No importa. Mientras exigimos que apuren el juicio por la apropiación de
Papel Prensa con delitos de Lesa Humanidad de por medio y que resuelvan
sobre la cautelar que exime a La Nación de abonar cerca de 300 millones de
pesos por aportes patronales, algo podemos hacer con la nueva sentencia
corporativa. Este tema presenta, en principio, dos aspectos: uno monetario y otro simbólico. De más
está decir que Clarín chilla por
plata, aunque la pauta oficial sólo represente menos de un 6 por ciento de la totalidad de sus ingresos por
publicidad. Porque ese monto que recibirá sin que lo necesite significa un triunfo en sus sueños hegemónicos,
una manera de tener al Gobierno bajo su dominio, con la complicidad de algunos
jueces. Ante lo inevitable, hay que
explotar el aspecto simbólico: llenar de argumentos los medios del todavía
monopolio.
El fallo de la Corte no fue
unánime. Lorenzetti, Maqueda y Fayt en la delantera, consecuentes con los intereses de la minoría; Highton de
Nolasco, Petracchi y Argibay ocuparon el mediocampo, como defensores y atacantes a la vez; y Zaffaroni, en absoluta
soledad, cubriendo el enorme arco de la
democracia. Los tres primeros, con inusitada dureza, cuestionan los
criterios esgrimidos por el Estado, respecto de la decisión discrecional en la
asignación publicitaria. “La importancia
de la libertad de expresión en el régimen democrático –expresan en el
texto- tanto en lo referente a la
libertad que tienen los ciudadanos de expresar sus ideas como en la protección
de la actividad crítica de los periodistas y en el rechazo a todo tipo de
censura”, como si Clarín necesitase
las monedas del Estado para seguir
emponzoñando el ambiente.
Enrique Petracchi y Carmen Argibay practican
algunos vericuetos para llegar a una conclusión más o menos similar.

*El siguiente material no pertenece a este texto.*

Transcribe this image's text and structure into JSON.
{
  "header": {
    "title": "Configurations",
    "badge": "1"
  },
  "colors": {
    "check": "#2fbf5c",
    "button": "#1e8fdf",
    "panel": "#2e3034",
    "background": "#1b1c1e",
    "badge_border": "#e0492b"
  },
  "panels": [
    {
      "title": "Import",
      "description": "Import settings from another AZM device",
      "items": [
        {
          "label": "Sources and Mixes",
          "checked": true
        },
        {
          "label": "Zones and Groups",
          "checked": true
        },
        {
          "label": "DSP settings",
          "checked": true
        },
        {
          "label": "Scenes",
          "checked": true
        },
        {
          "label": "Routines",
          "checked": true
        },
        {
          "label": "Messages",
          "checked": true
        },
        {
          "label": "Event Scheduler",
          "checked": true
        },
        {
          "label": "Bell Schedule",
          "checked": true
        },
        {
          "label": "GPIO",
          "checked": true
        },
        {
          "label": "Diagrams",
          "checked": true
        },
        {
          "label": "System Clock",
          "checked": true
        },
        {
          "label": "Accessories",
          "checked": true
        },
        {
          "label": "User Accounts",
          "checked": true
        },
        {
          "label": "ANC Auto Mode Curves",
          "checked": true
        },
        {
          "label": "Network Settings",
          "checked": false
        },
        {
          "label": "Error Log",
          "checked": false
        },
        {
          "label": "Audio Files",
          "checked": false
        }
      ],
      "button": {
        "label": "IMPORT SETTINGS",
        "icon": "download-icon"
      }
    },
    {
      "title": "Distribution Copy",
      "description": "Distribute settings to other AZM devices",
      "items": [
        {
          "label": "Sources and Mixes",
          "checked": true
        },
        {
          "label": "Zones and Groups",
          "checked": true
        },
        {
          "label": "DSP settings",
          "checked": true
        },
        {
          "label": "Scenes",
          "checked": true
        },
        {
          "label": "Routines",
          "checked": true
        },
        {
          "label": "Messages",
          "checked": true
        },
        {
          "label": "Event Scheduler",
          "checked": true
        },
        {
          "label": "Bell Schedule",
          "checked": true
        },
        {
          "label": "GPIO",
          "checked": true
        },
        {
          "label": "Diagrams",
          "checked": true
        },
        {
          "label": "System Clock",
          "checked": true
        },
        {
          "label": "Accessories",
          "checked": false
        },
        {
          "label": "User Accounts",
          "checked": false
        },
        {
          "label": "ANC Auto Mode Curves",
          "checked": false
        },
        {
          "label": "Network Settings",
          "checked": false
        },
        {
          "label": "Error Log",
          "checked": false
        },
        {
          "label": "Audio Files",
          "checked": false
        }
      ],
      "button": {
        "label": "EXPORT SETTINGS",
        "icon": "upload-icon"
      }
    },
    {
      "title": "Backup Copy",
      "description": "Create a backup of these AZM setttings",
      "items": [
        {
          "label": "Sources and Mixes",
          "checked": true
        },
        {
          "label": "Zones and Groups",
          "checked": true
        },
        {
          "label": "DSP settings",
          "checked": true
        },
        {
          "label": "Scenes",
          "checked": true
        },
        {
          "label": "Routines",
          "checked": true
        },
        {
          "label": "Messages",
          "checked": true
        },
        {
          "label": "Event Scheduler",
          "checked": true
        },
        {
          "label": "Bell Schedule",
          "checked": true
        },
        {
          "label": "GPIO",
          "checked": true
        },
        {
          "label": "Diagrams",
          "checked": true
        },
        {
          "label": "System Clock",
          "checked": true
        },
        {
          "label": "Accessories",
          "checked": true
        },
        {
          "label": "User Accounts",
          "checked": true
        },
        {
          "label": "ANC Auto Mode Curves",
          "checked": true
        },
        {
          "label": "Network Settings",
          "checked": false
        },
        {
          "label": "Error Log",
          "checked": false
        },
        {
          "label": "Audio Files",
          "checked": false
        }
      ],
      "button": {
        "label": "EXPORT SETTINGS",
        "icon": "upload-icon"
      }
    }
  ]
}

Pero quien aporta un poco de oxígeno a este
ambiente enrarecido es la vicepresidenta, Elena Highton de Nolasco. Sin
sospechar que su fundamento pueda sugerir una salida, cita un fragmento del
artículo 76 de la LSCA, para establecer “criterios de equidad y razonabilidad en
la distribución de la inversión publicitaria oficial”. Estos dos términos
son por demás de ambiguos, sobre todo el primero. La
equidad es dar a cada uno lo que merece, por lo
que los destinatarios del fallo no deberían considerarse tan beneficiados. Eso sí: todos –menos Zaffaroni-
coinciden al afirmar que Canal 13 ha sido “discriminado”.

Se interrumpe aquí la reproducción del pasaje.